Tuesday, February 21, 2023

Farhan's Direct Conversion Receiver

Thank God for the Wayback machine.  For a moment I feared that this article about Farhan's DC-40 receiver had been lost.  (Phonestack is now some Vietnamese vendor. ) But the WayBack Machine archive came through for us.  

https://web.archive.org/web/20171109081542/http://www.phonestack.com/farhan/dc40.html

Farhan's receiver has been covered on this blog before, but it is especially relevant for us now that we are immersed in our own direct conversion receiver project.  Farhan was working with his niece, who was a student.  We are working with high school students. 

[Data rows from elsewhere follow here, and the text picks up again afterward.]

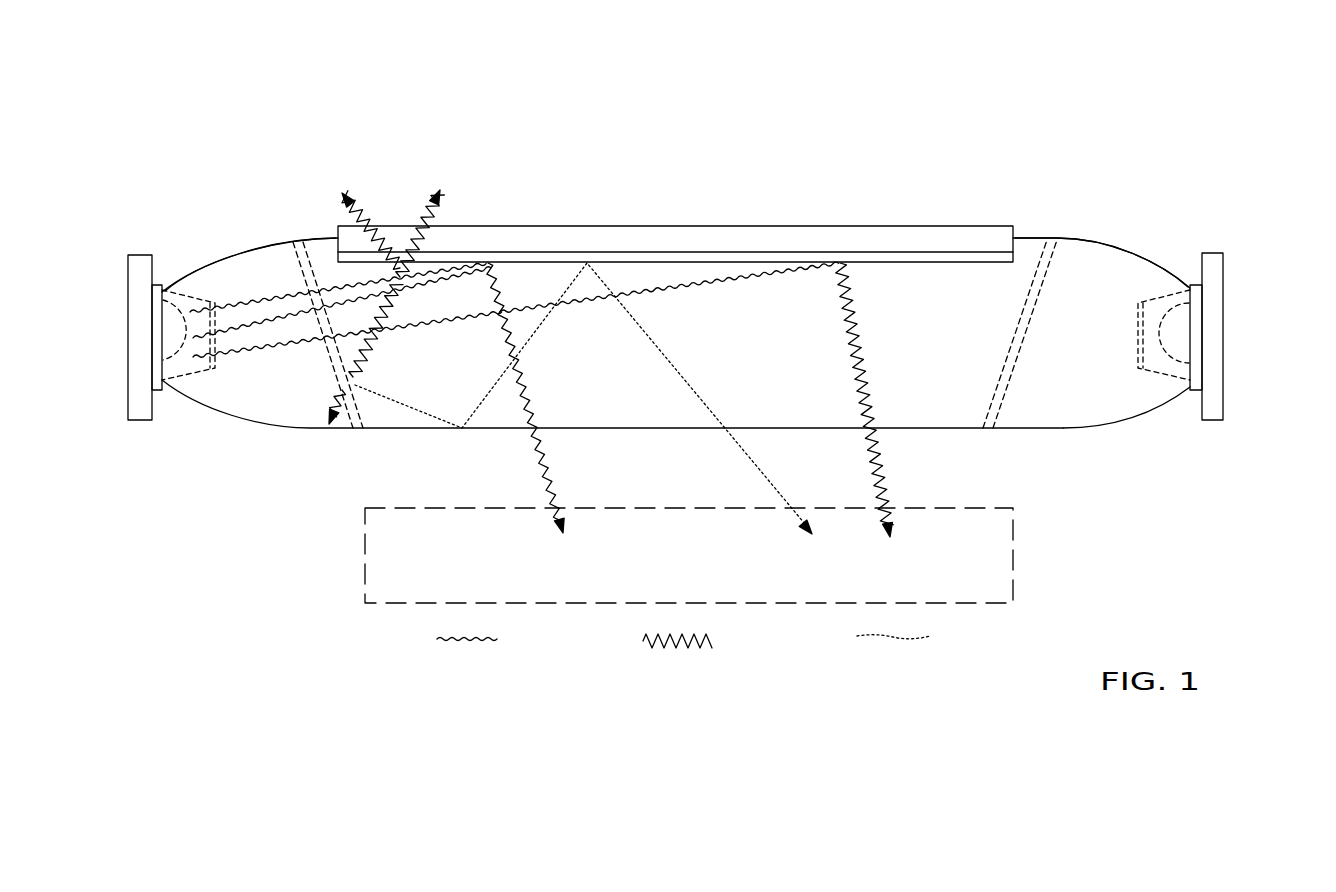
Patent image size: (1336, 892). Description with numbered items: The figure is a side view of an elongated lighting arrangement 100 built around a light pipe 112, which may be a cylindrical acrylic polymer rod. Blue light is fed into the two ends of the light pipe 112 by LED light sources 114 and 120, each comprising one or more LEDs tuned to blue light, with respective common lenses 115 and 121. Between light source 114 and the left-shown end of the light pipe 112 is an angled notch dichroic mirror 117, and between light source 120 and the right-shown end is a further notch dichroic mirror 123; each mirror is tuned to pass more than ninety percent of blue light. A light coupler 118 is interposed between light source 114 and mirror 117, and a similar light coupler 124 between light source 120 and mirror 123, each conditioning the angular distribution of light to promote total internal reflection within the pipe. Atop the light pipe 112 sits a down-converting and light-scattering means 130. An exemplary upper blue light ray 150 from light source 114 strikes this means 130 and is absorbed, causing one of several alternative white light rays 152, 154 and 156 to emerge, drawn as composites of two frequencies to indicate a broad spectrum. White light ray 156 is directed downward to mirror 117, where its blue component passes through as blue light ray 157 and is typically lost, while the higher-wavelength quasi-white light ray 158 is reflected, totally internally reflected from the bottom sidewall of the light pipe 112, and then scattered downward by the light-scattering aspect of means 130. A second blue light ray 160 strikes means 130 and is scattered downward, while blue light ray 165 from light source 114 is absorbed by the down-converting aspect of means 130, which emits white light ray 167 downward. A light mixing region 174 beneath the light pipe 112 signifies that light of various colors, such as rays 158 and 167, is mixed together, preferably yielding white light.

The elongated lighting arrangement 100 is at (537, 203).
The light pipe 112 is at (735, 318).
The LED light source 114 is at (119, 288).
The common lens 115 is at (180, 381).
The notch dichroic mirror 117 is at (296, 252).
The light coupler 118 is at (233, 270).
The LED light source 120 is at (1243, 336).
The common lens 121 is at (1152, 373).
The notch dichroic mirror 123 is at (1042, 297).
The light coupler 124 is at (1122, 277).
The down-converting and light-scattering means 130 is at (594, 226).
The blue light ray 150 is at (260, 297).
The white light ray 152 is at (348, 216).
The white light ray 154 is at (438, 214).
The white light ray 156 is at (361, 368).
The blue light ray 157 is at (335, 402).
The quasi-white light ray 158 is at (430, 415).
The blue light ray 160 is at (282, 347).
The blue light ray 165 is at (583, 303).
The white light ray 167 is at (853, 352).
The light mixing region 174 is at (689, 555).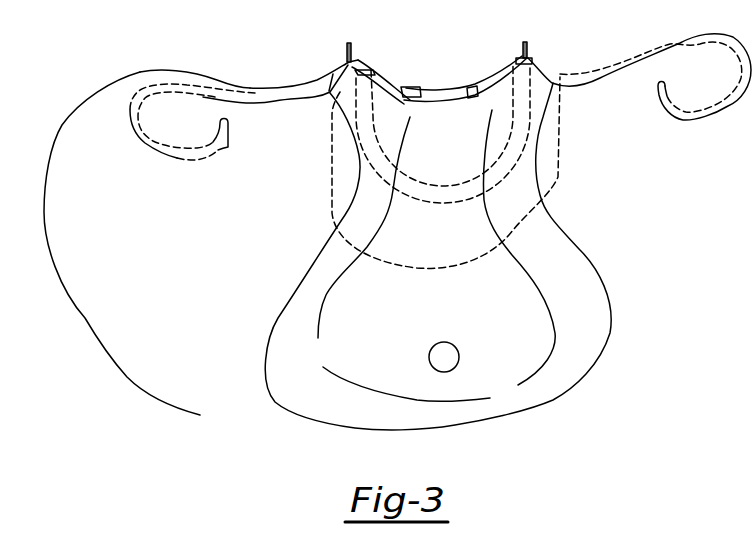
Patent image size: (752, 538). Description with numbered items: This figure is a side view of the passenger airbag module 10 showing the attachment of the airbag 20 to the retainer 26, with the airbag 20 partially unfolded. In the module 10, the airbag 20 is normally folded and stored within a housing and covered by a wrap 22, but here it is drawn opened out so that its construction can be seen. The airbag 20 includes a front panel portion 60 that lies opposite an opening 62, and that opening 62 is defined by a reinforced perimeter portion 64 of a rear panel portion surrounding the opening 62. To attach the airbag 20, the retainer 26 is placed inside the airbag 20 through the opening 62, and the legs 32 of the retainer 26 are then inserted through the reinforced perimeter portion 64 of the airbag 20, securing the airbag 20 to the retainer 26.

The passenger airbag module 10 is at (128, 70).
The airbag 20 is at (622, 347).
The wrap 22 is at (98, 362).
The retainer 26 is at (515, 40).
The legs 32 is at (349, 48).
The front panel portion 60 is at (566, 389).
The opening 62 is at (418, 97).
The reinforced perimeter portion 64 is at (369, 75).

I really like Farhan's blow-by-blow description of the build.  There are raw emotions here: He speaks of his hatred of LM-386s, and of how he thought of using the copper clad board as a projectile.  His niece wonders about the possibility of evil spirits in the receiver. The battle against AM breakthrough is very familiar.  (I like the RF choke idea.) You won't find candor like this in QST or QEX.  

Farhan's DC-40 project was one of the inspirations for our high school effort.  In fact, when we first went to the school, I left behind a direct conversion receiver that I had built.  Taped onto the bottom of the receiver was a quote from the DC-40 article and a picture of the Wizard of Hyderabad.  (See above, and click on the picture for a better look). 

This week we will inject some more Farhan-ismo into our receiver.  The time has come to build the mixer.  Like Farhan, we will go with the diode ring.   Winding the transformers would be very time consuming.   I remembered that on his visit, Farhan had left me a box of trifilar toroids wound by the seamstresses of Hyderabad using FT37-43 cores.  We will uses these in our build.  They will add a lot of soul to the new machine. 

Friday, December 16, 2022

Did Marconi Cross the Atlantic with a Coherer? No.

Jagadish Chandra Bose

A while back I posted the re-mastered version of the excellent "Secret Live of Machines" episode  on radio.  Among other amazing things, Tim and Rex build a spark radio transmitter and a receiver that uses a coherer and a tapper.  They even set up a demonstration and sent signals from the pier to the shore.  Very cool.  

I shared this with George WB5OYP of the Vienna Wireless Society because he had been looking carefully at the gear that Marconi allegedly used to make that first transatlantic contact.  George wondered if Marconi could have really done this with a coherer as his detector; he was -- for good reason -- skeptical.  Could a glass tube filled with metal filings really detect radio waves sent from across the mighty Atlantic?  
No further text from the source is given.